Indépendamment des conditions de marché difficiles, l’évolution récente pourrait s’expliquer par des insuffisances réglementaires. En effet, pour le CEPS, le succès de la gestion collective en Europe est largement issu de la création en 1985 du cadre réglementaire des UCITS (Undertakings for collective investment in transferable securities). Les fonds gérés sous ce régime représentaient fin 2011 quelque 5 600 milliards d’euros, soit 71 pour cent de la fortune des fonds européens.

Pour les auteurs du rapport CEPS-ECMI, ce cadre doit être renforcé mais aussi élargi. La réglementation des fonds UCITS, contenue dans les quatre directives votées depuis 1985 (la dernière, datant de janvier 2009, est entrée en application en 2011) s’est surtout focalisée sur la protection des investisseurs particuliers, en leur garantissant que les fonds dans lesquels ils placent leur argent sont bien diversifiés, bien gérés et suffisamment transparents pour pouvoir évaluer les risques pris.

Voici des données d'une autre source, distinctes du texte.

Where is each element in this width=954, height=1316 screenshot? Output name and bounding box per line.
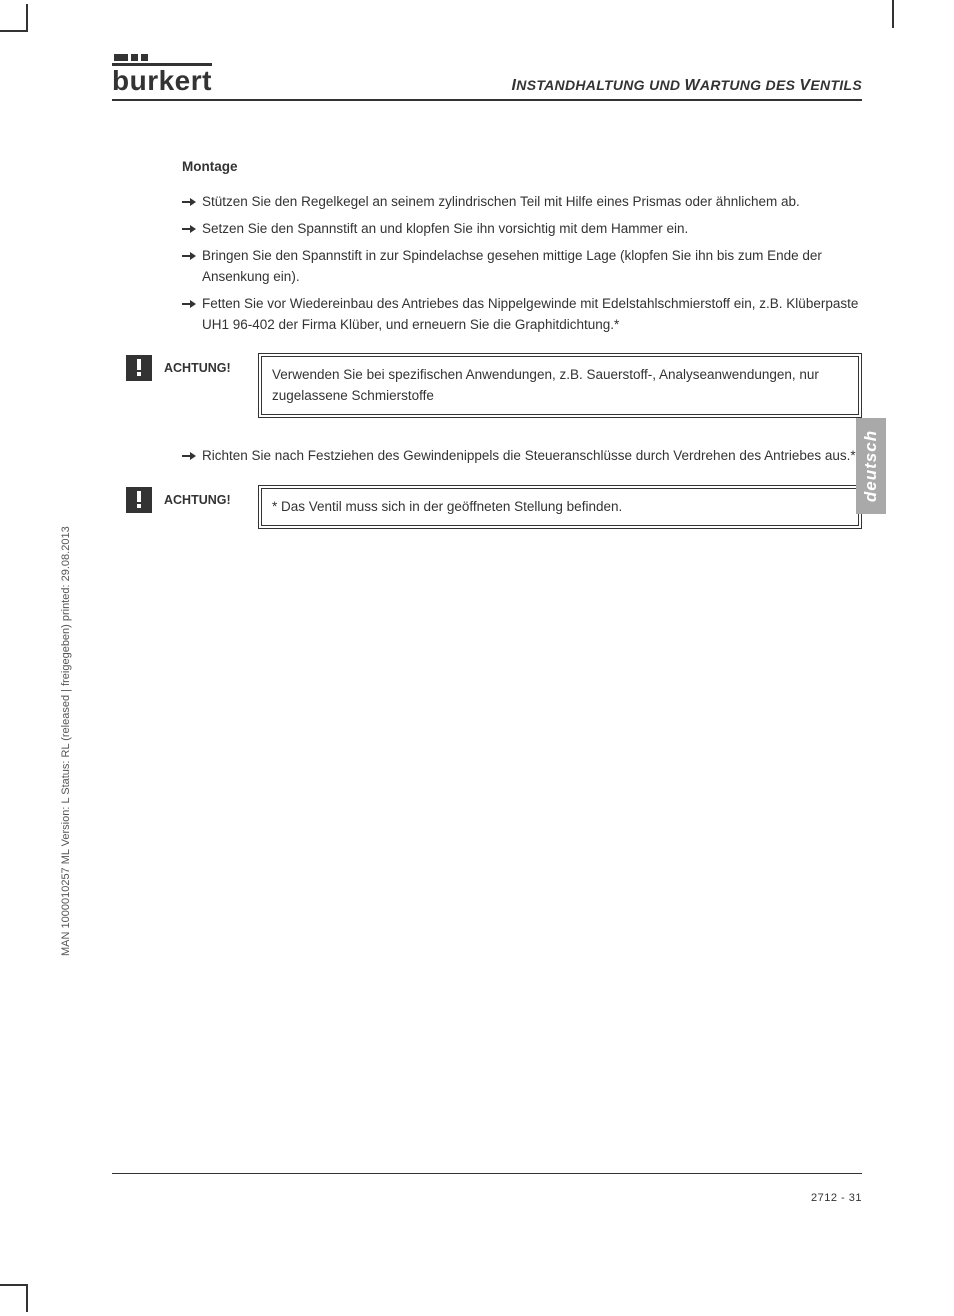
warning-block: ACHTUNG! * Das Ventil muss sich in der g… (126, 485, 862, 529)
logo: burkert (112, 54, 212, 95)
list-item-text: Bringen Sie den Spannstift in zur Spinde… (202, 246, 862, 288)
arrow-icon (182, 248, 200, 266)
warning-text: * Das Ventil muss sich in der geöffneten… (261, 488, 859, 526)
arrow-icon (182, 296, 200, 314)
warning-icon (126, 355, 152, 381)
page-number: 2712 - 31 (811, 1192, 862, 1204)
warning-label: ACHTUNG! (164, 353, 246, 378)
list-item-text: Fetten Sie vor Wiedereinbau des Antriebe… (202, 294, 862, 336)
side-meta-text: MAN 1000010257 ML Version: L Status: RL … (60, 526, 72, 956)
crop-mark (0, 1284, 28, 1286)
section-title: Montage (182, 157, 862, 178)
list-item: Setzen Sie den Spannstift an und klopfen… (182, 219, 862, 240)
list-item: Richten Sie nach Festziehen des Gewinden… (182, 446, 862, 467)
arrow-icon (182, 221, 200, 239)
list-item-text: Setzen Sie den Spannstift an und klopfen… (202, 219, 862, 240)
list-item: Bringen Sie den Spannstift in zur Spinde… (182, 246, 862, 288)
list-item-text: Stützen Sie den Regelkegel an seinem zyl… (202, 192, 862, 213)
list-item: Stützen Sie den Regelkegel an seinem zyl… (182, 192, 862, 213)
logo-text: burkert (112, 63, 212, 95)
list-item-text: Richten Sie nach Festziehen des Gewinden… (202, 446, 862, 467)
footer-rule (112, 1173, 862, 1174)
arrow-icon (182, 448, 200, 466)
page-content: burkert INSTANDHALTUNG UND WARTUNG DES V… (112, 54, 862, 1234)
logo-dots (114, 54, 148, 61)
warning-text: Verwenden Sie bei spezifischen Anwendung… (261, 356, 859, 415)
header-title: INSTANDHALTUNG UND WARTUNG DES VENTILS (512, 77, 862, 95)
arrow-icon (182, 194, 200, 212)
warning-box: * Das Ventil muss sich in der geöffneten… (258, 485, 862, 529)
language-tab: deutsch (856, 418, 886, 514)
main-content: Montage Stützen Sie den Regelkegel an se… (112, 101, 862, 529)
list-item: Fetten Sie vor Wiedereinbau des Antriebe… (182, 294, 862, 336)
page-header: burkert INSTANDHALTUNG UND WARTUNG DES V… (112, 54, 862, 101)
warning-label: ACHTUNG! (164, 485, 246, 510)
language-tab-text: deutsch (861, 430, 881, 502)
crop-mark (892, 0, 894, 28)
warning-box: Verwenden Sie bei spezifischen Anwendung… (258, 353, 862, 418)
warning-icon (126, 487, 152, 513)
crop-mark (0, 30, 28, 32)
warning-block: ACHTUNG! Verwenden Sie bei spezifischen … (126, 353, 862, 418)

Ces épargnants ne pèsent qu’un tiers environ des actifs sous gestion. Mais cette proportion n’inclut que la détention directe d’OPC et ne prend pas en compte les fonds figurant dans des « enveloppes fiscales », comme les contrats d’assurance-vie en unités de compte, très populaires en France, en Italie, au Royaume-Uni ou en Europe du Nord. Or, selon le CEPS, près de 40 pour cent de la collecte en UCITS en 2010 s’est faite par le truchement de contrats d’assurance-vie.

Le « prospectus simplifié » remis aux clients a longtemps été la clé de voûte du dispositif. Depuis le 1er juillet 2011, il a été remplacé par le DICI (document d’information clé pour l’investisseur), obligatoire pour tous les fonds créés depuis cette date, avec vocation à s’appliquer à tous les produits existants au terme d’une période de transition. Bien que plus court que l’ancien prospectus, il l’a renforcé sur plusieurs points importants comme l’information sur le couple risque-rendement.

Mais des progrès peuvent être encore faits pour améliorer la protection des investisseurs particuliers : indications sur les risques (opérationnel, de contrepartie et de liquidité), informations sur la qualité du conseil (indépendant ou non) et sur son coût. Ces améliorations ne seraient pas nécessairement apportées par des directives successives sur les fonds, mais éventuellement par d’autres voies comme la future MIFID II (sur les conditions de distribution).

De même, c’est dans le cadre de l’initiative PRIPs (Packaged Retail Investment Products) que la Commission proposera cette année d’étendre le DICI aux contrats d’assurance-vie en unités de comptes et aux produits bancaires structurés.

Depuis 2008, la recherche d’une protection accrue des investisseurs professionnels s’est ajoutée à la préoccupation initiale. C’est l’esprit de la directive AIFM (Alternative investment funds management) votée en juin 2011. Elle ne se limite pas aux hedge funds, mais porte aussi sur les fonds investis en sociétés non-cotées (private equity), les fonds immobiliers et les fonds de matières premières bref, sur une grande partie des fonds non-UCITS.

Selon l’étude CERS-ECMI, compte tenu de la convergence que l’on observe entre la gestion « traditionnelle » des UCITS et la gestion alternative (la première utilisant de plus en plus de produits et de techniques de la seconde pour doper la performance), la directive AIFM a vocation à s’appliquer à tous les gérants et doit être vue comme un cadre général pouvant à terme incorporer la réglementation UCITS. Le rapport souhaite en effet que l’on adopte à brève échéance un « instrument législatif unique » pour réglementer la gestion collective.